Wednesday, March 23, 2011

Peace Corps Africa: Honoring 50 Years - This is Where I Will Be


The year I came back from Niger, was the 25th anniversary of the Peace Corps. I celebrated in Washington DC and kept in touch with a few Niger Returned Peace Corps Volunteers. Years later, when I couldn't forget the people I'd met in Zinder, Niger, I wrote about them in The Cartographer's Tongue / Poems of the World. Now Peace Corps Africa is turning fifty and once again I'm going to be there to celebrate, this time as part of the program in Madison, Wisconsin. If you are in the area you can find me Saturday night at the Orpheum Theater in downtown Madison with Sandra Meek, Derek Burleson, and Anne Neelon -- all poet RPCVs who served in Africa. The event includes storytelling and film -- and is free and open to the public!


When I first heard I was going to Niger, I thought I was being posted to a river! Niger is the turquoise colored country above Nigeria and to the right of Mali, below Libya ... Fortunately, the area near the Libyan border is (or was) uninhabitable.  The country's shape resembles a fish - and as volunteers, we found this quite ironic as the country is land locked and the river nothing more than a dry bed - no fish.

These Fulani men are beautiful - and they know it!
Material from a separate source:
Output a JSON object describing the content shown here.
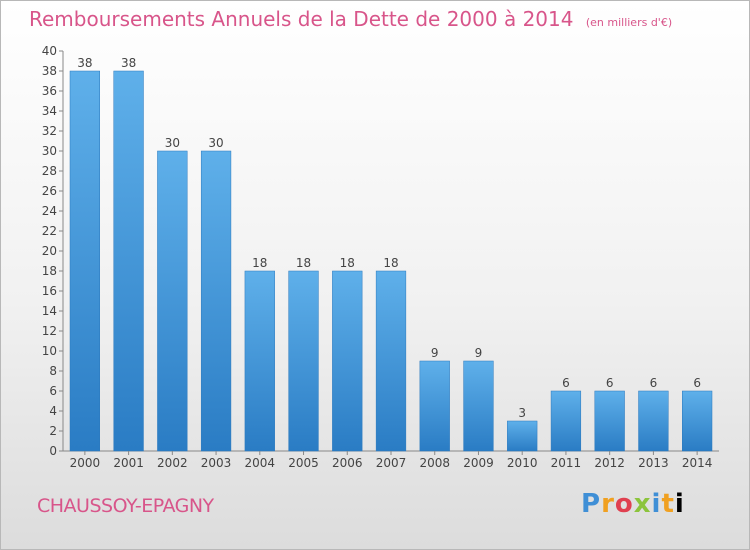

There are several different tribes among the Fulani and not all of them dress-up and paint their faces for beauty contests, but the Fulani men I knew did this. In Fulani culture, it is the men who do most of the primping and the women who judge the men on their looks. The gold line drawn down their faces accentuates the shape of the nose and the mascara of course highlights the eyes. The art of seduction is a key part of a man's power and these men work wonders with their eyes. While a volunteer, I ran an informal "free lunch" program out of my house. Over the course of two years, I came to know some of the young (as in pre-teen) Fulani boys quite well. I look at these photographs now wondering what became of Sa-a, Yabide, and Dari. As young boys, they were curious about everything in my house. They preferred Beatles songs to Bob Marley and loved the M & Ms that sometimes appeared in care packages from home.


The above photograph shows the "old city" of Zinder. The telephone wires led straight to the Sultan's home. The photograph below looks just like the Niger I remember: a strip of dust below a haze-filled sky. The streetlight, telephone wires, and width of the road all seem familiar as does the man on the mobilette. I'm looking forward to this weekend -- hopefully getting a chance to meet other Niger RPCVs.